Sykes, however, chooses to ignore those inconvenient facts, opting instead to reinforce his messaging.

Sykes: “Daniel Seidemann. And the recent retired director of the Mossad – Israel’s equivalent of MI6 and the CIA – Tamir Pardo, said last month that the occupation and conflict with the Palestinians was – as he put it – Israel’s one existential threat; a ticking time-bomb. But there are non-negotiable absolutists on both sides here. Palestine is Palestine from the River Jordan to the sea. And this is Jewish land: God gave it to us.”

Remarkably, only the Jewish “absolutists” in Sykes’ portrayal are religiously motivated.

Sykes’ last contributor is Jerusalem Post journalist Amotz Asa-El. During their conversation listeners hear the following:

Sykes: “Does the compromise include having Jerusalem as the capital of Palestine and of Israel?”

Asa-El: “I can envisage splitting it, which I’m told is simpler to do than to share.”

Nevertheless, at the end of the item Sykes inaccurately sums up that response as follows:

Sykes: “Amotz Asa-El raising the possibility that Jerusalem could be the shared capital of Israel and of a new state of Palestine.”

Obviously this report is yet another contribution to the campaign of opportunistic politicised messaging already seen on the BBC News website.
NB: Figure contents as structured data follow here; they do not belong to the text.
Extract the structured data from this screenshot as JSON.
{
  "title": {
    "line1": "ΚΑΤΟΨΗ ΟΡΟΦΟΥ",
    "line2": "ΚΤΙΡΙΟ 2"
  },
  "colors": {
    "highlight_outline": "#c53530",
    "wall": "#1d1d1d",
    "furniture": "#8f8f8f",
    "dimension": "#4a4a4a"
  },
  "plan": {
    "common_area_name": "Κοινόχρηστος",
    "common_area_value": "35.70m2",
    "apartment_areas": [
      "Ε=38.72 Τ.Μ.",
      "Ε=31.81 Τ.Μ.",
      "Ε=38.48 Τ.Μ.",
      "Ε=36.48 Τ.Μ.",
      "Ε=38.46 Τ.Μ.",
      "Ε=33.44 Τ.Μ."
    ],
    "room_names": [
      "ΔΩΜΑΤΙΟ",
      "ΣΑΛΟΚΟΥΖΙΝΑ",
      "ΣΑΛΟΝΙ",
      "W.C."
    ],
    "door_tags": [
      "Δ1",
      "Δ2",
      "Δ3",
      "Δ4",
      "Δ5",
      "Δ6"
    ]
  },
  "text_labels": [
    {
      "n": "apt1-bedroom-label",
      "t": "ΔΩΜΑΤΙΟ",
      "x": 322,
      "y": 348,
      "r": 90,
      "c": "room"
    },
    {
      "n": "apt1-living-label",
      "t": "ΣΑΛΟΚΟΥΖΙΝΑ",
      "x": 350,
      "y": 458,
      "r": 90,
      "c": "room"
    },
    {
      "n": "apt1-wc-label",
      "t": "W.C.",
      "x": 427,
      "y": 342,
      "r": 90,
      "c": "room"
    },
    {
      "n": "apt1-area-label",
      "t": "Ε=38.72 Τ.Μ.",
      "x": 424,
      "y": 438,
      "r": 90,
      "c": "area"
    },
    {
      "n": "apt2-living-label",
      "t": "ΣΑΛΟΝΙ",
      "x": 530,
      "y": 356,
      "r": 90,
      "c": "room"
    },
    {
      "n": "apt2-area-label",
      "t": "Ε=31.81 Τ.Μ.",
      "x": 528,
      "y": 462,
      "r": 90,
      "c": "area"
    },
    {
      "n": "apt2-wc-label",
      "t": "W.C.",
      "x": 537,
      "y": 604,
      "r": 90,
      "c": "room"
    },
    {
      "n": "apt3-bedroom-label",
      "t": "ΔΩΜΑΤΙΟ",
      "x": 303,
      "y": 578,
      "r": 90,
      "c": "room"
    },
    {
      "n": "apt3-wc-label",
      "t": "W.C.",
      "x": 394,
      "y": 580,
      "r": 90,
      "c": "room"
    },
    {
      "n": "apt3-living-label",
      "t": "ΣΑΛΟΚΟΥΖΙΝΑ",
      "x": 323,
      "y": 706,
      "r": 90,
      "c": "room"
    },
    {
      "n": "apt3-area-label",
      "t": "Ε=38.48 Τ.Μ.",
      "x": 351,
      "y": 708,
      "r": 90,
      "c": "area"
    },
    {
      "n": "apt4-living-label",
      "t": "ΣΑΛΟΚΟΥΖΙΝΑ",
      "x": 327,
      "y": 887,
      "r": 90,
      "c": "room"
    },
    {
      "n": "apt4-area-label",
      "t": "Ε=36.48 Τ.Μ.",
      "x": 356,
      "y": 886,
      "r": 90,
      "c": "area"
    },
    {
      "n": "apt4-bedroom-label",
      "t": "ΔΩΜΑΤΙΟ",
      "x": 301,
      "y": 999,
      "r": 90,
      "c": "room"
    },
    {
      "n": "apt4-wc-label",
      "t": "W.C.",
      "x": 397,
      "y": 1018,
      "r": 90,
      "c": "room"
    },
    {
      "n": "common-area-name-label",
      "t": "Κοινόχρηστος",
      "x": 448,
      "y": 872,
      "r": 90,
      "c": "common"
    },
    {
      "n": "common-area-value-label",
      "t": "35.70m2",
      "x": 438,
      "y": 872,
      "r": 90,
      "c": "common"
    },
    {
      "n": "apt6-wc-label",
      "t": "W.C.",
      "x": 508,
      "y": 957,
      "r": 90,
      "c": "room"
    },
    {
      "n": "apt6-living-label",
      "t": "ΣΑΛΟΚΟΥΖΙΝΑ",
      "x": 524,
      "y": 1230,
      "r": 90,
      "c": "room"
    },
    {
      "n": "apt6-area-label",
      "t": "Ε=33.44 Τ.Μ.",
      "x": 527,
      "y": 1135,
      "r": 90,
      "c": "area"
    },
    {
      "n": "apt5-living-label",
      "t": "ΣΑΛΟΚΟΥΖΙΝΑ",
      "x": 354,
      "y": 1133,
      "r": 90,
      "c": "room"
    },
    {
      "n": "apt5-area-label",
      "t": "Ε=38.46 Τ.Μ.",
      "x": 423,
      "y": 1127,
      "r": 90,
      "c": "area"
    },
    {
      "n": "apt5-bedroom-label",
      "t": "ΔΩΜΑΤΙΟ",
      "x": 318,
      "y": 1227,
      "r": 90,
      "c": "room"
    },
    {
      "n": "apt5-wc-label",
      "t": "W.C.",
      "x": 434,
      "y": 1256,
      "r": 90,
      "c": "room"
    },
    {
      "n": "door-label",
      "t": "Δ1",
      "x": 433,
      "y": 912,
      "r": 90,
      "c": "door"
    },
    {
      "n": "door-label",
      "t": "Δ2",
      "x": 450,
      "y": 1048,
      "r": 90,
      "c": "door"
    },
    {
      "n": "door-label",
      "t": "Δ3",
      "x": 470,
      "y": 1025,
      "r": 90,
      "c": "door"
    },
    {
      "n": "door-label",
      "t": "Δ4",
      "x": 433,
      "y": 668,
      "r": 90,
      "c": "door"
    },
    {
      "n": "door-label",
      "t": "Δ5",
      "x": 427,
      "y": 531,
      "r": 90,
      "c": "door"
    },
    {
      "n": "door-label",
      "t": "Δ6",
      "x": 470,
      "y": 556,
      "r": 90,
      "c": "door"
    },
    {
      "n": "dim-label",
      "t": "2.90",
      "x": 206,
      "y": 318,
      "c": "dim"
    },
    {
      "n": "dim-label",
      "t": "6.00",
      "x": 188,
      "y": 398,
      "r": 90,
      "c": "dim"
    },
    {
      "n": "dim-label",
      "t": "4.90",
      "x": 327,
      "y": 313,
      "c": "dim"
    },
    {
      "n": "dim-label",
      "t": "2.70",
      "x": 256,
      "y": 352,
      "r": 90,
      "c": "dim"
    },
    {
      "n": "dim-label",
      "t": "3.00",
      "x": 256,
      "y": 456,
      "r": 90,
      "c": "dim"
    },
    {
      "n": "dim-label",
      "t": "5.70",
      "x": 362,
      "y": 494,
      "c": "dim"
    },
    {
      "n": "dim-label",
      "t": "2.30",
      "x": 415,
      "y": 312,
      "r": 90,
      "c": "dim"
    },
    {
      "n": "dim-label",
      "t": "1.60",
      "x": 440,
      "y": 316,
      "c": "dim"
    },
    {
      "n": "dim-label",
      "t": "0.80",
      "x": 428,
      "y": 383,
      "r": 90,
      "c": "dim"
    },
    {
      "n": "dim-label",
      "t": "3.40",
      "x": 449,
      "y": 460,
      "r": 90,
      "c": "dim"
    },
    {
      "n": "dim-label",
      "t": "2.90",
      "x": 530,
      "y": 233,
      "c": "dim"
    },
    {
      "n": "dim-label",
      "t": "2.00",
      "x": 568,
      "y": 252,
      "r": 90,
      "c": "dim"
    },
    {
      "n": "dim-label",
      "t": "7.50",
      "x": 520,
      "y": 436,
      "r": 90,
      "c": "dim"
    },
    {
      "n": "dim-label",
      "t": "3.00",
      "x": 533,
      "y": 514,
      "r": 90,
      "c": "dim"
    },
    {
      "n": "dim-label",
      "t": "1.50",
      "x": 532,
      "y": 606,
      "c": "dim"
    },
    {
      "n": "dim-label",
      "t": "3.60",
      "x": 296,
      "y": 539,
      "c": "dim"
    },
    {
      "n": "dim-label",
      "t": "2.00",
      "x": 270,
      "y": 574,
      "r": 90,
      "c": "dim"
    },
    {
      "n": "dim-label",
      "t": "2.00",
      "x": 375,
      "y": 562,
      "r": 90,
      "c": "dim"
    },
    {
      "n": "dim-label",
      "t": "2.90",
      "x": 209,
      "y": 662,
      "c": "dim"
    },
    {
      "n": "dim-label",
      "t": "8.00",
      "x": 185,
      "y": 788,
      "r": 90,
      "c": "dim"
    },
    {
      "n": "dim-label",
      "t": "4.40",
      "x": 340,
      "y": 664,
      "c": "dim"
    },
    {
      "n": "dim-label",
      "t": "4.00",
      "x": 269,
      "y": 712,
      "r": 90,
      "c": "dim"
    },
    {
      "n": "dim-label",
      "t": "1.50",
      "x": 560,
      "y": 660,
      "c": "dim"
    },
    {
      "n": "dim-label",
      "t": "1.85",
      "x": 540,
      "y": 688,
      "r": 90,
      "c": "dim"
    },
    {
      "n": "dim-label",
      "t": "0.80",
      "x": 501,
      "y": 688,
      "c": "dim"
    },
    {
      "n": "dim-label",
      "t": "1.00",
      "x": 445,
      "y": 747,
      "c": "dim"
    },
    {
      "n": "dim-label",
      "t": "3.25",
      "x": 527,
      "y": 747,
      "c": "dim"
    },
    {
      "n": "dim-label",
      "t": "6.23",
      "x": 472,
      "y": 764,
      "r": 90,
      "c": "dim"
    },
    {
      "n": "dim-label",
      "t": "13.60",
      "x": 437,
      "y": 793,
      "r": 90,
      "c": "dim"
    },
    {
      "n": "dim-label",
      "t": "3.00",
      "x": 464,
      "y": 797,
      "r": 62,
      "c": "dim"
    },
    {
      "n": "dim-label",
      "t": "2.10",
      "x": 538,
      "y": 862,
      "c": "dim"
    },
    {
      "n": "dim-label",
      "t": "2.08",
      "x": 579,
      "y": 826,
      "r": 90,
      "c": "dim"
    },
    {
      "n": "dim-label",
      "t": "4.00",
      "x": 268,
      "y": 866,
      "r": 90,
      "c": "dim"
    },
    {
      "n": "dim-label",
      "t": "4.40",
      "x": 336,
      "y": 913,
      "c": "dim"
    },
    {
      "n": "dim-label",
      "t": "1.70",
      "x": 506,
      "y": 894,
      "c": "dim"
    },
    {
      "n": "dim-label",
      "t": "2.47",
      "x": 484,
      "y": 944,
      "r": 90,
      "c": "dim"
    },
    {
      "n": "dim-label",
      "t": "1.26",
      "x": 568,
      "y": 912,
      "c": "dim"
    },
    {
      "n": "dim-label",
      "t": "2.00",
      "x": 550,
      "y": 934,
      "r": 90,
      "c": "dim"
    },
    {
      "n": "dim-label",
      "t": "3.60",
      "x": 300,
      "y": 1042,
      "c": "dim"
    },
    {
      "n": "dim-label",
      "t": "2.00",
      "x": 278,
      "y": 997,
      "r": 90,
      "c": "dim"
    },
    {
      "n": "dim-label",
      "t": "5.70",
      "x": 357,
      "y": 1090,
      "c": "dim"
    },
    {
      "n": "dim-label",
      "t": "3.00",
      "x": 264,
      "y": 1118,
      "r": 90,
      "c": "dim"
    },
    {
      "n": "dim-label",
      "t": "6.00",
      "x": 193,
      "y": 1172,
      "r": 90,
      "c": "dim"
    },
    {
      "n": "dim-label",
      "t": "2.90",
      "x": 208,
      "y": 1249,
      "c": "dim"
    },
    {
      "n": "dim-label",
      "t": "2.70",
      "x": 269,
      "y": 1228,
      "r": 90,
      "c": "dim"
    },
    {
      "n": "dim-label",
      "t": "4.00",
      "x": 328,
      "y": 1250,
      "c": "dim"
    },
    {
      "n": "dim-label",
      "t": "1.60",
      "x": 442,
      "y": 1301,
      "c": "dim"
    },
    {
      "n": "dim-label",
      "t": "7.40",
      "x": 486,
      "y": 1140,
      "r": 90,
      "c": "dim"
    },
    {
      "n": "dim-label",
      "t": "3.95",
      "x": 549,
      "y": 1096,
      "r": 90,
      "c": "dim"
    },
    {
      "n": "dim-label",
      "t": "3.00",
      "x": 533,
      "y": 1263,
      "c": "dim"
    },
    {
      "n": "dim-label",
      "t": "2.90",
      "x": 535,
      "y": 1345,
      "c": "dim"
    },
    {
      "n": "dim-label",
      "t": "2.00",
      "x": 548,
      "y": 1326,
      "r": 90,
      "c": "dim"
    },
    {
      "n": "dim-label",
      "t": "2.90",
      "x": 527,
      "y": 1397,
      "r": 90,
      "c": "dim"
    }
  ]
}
It too advances a narrative according to which the modern-day conflict is exclusively rooted in the outcome of the inadequately explained Six Day War – in particular the ‘occupation’ and ‘settlements’ – while erasing from audience view the underlying and far older refusal of Arab states and Palestinian leaders to accept and recognise the existence of the Jewish state.

Sykes’ second report of the day will be discussed in a future post.